Jesús did not answer. He had abandoned many sententious ideas about women but he still stuck to a number of firm resolutions about fatherhood, or at least was unwilling to admit that a crack was starting to show.

‘I’m goin’ with you to Zif. I’ll walk back. I need the exercise.’

‘You’ve just had some with me,’ Cyrille observed.

‘No’ enough! Cheeky boy!’

‘No, stay!’ Laura said. ‘It’s better to say goodbye here.’
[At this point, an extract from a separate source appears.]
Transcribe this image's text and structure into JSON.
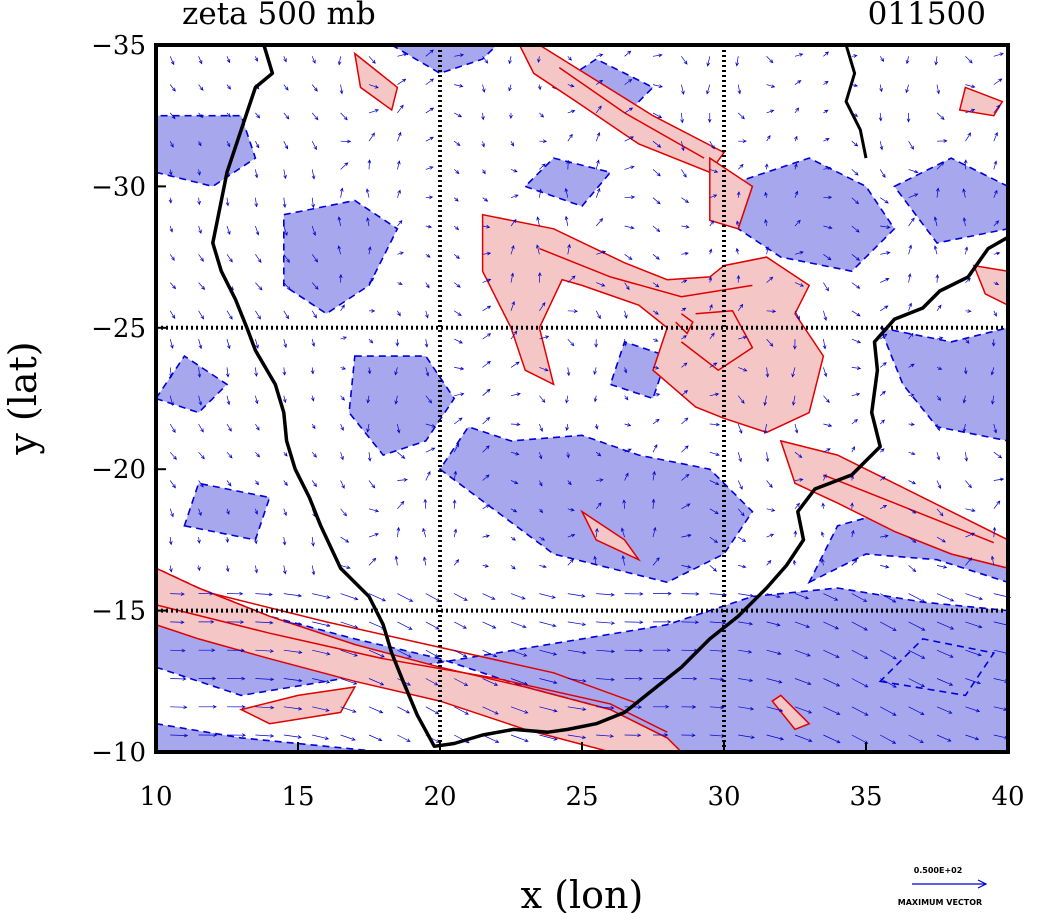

She kissed Cyrille, then Jesús, and went out, her travelling bag in her hand. They heard the car’s engine as it came out of the barn and turned down the rough track. Jesús poured himself a large glass of
cognac which he drank in quick mouthfuls, facing the fire. Simply and without boasting he explained to Jean that until meeting Laura he had led a marvellous life. Nothing touched him; everything was like water off a duck’s back. But she had skinned him, and now he felt everything with an almost painful acuteness. He had learnt the anxiety of waiting, the sadness of going away, and on the nights he was alone, it grieved him not to make love. Everywhere she left signs for him, those small signs of care a woman lavishes on the man she loves. How do these things happen? he demanded. Who was trying to get at him through Laura, who wanted to destroy his artistic solitude? His voice broke.

‘Jesús,’ Jean said, ‘you’re talking nonsense. You’re drowning in words. Be careful or you’ll start to believe it … And I know you won’t believe it, but you’re going to listen to me tell you again that Laura has demolished your fixed ideas in order to uncover the artist you really are. Since she came into your life you’ve been painting for yourself, you’ve shown La Garenne the door, and you’ve started signing your pictures Jesús Infante, which is an exceptionally fine name for a painter. It makes me happy, Jesús, that you’re unhappy when Laura goes away. It’s good for you! In the past you were mostly getting away with a generous tip and a kick up the backside. You shoved all those girls unceremoniously out of the way to make space for Laura.’

‘You think so?’

‘I’m sure of it.’

‘An’ who decided all that?’

‘That’s the big question.’

Cyrille had gone upstairs to see his mother. He was coming back. Halfway down the stairs he called to Jean.

‘Yes.’

‘You have to come upstairs, Maman’s crying.’

Jesús looked reproachfully at Jean. Claude was crying and someone or something was behind it, even if one accepted the notion that women easily became sad. The Spaniard shrugged. Jean met Cyrille on the stairs.